There was a good ol’ boy mentality back then.”
Delores Jones-Brown, director of the Center on Race, Crime and Justice
at the John Jay College of Criminal Justice, said that any criminal
cases the officers touched were in jeopardy, because defense lawyers
could impeach the credibility of any officer involved.
“You would want prosecutors to take the lead,” she said. “You’d have to
look at the statute to see if the officers violated any harassment and
hate crime statutes. If they did, they can be charged.”
The Broward County, Fla., state attorney’s office was forced to drop 11
felony cases, 23 misdemeanors and one juvenile case after four Fort
Lauderdale police officers were caught sending racists texts, including
some that used racial epithets to refer to suspects they chased. An
officer also made a video trailer featuring actual police dogs and Ku
Klux Klan imagery.
All of the defendants in the dropped cases were black, said Ron Ishoy, a
spokesman for the Broward County state attorney. In all of those
instances, at least one of the four officers involved was the principal
officer in the arrest, he said.
“This is a serious matter,” Mr. Ishoy said in an email. “Beyond the
cases we’ve dropped, we continue to review other cases in which these
former policemen were the principal officers involved in the arrest. We
will drop charges against the defendants where it is appropriate.”
Howard Finkelstein, the Broward public defender, said the state attorney
and police investigations did not go far enough. “Look at the numbers.

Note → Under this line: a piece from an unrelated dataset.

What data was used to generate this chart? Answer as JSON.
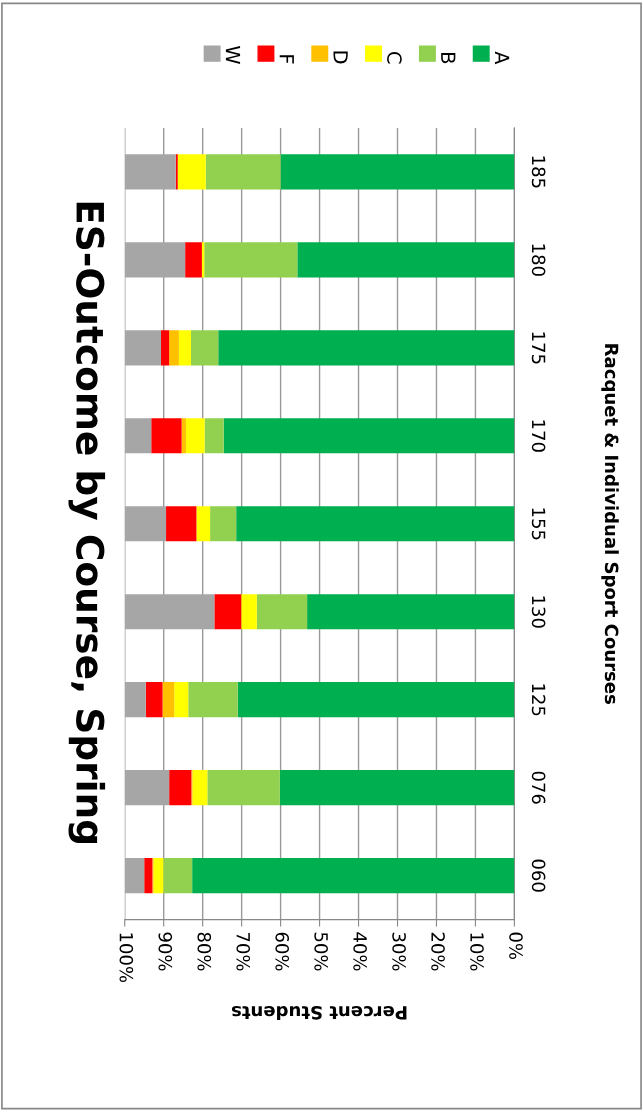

How is it possible that in a city that is 31 percent black, 96 percent
of the people stopped walking or biking are black? How is that even
possible, statistically?”
His office is reviewing 45 of the officers’ cases.
“I can assure you that if people think the beating of black young men is
funny, then they are willing to beat young black men, period, end of
story,” Mr. Finkelstein said.
“It is not possible for an officer to use hate-filled language and
humor, but only on his private time.”
Marsha Ellison, president of the Fort Lauderdale branch of the
N.A.A.C.P., said the city had reprimanded only low-ranking officers and
had not, for example, disciplined the K-9 officers who allowed their
dogs to be used in the video.
“The city wants us to believe that a 22-year-old kid on the force for
three years was the mastermind of all of this,” she said.
The three Fort Lauderdale officers who were fired are appealing their
dismissals; one resigned. One of the fired men, Christopher Sousa, 25,
said he had sent an apology to the N.A.A.C.P.
“I made a mistake, a huge one, and I am so sorry for it,” Mr. Sousa
said. “I understand that some people will never forgive me.”
On Friday, the San Francisco district attorney’s office, which is
reviewing some 3,000 cases in which one of 14 officers who sent or
received offensive texts was listed as the primary officer, said it had
so far dismissed eight criminal cases.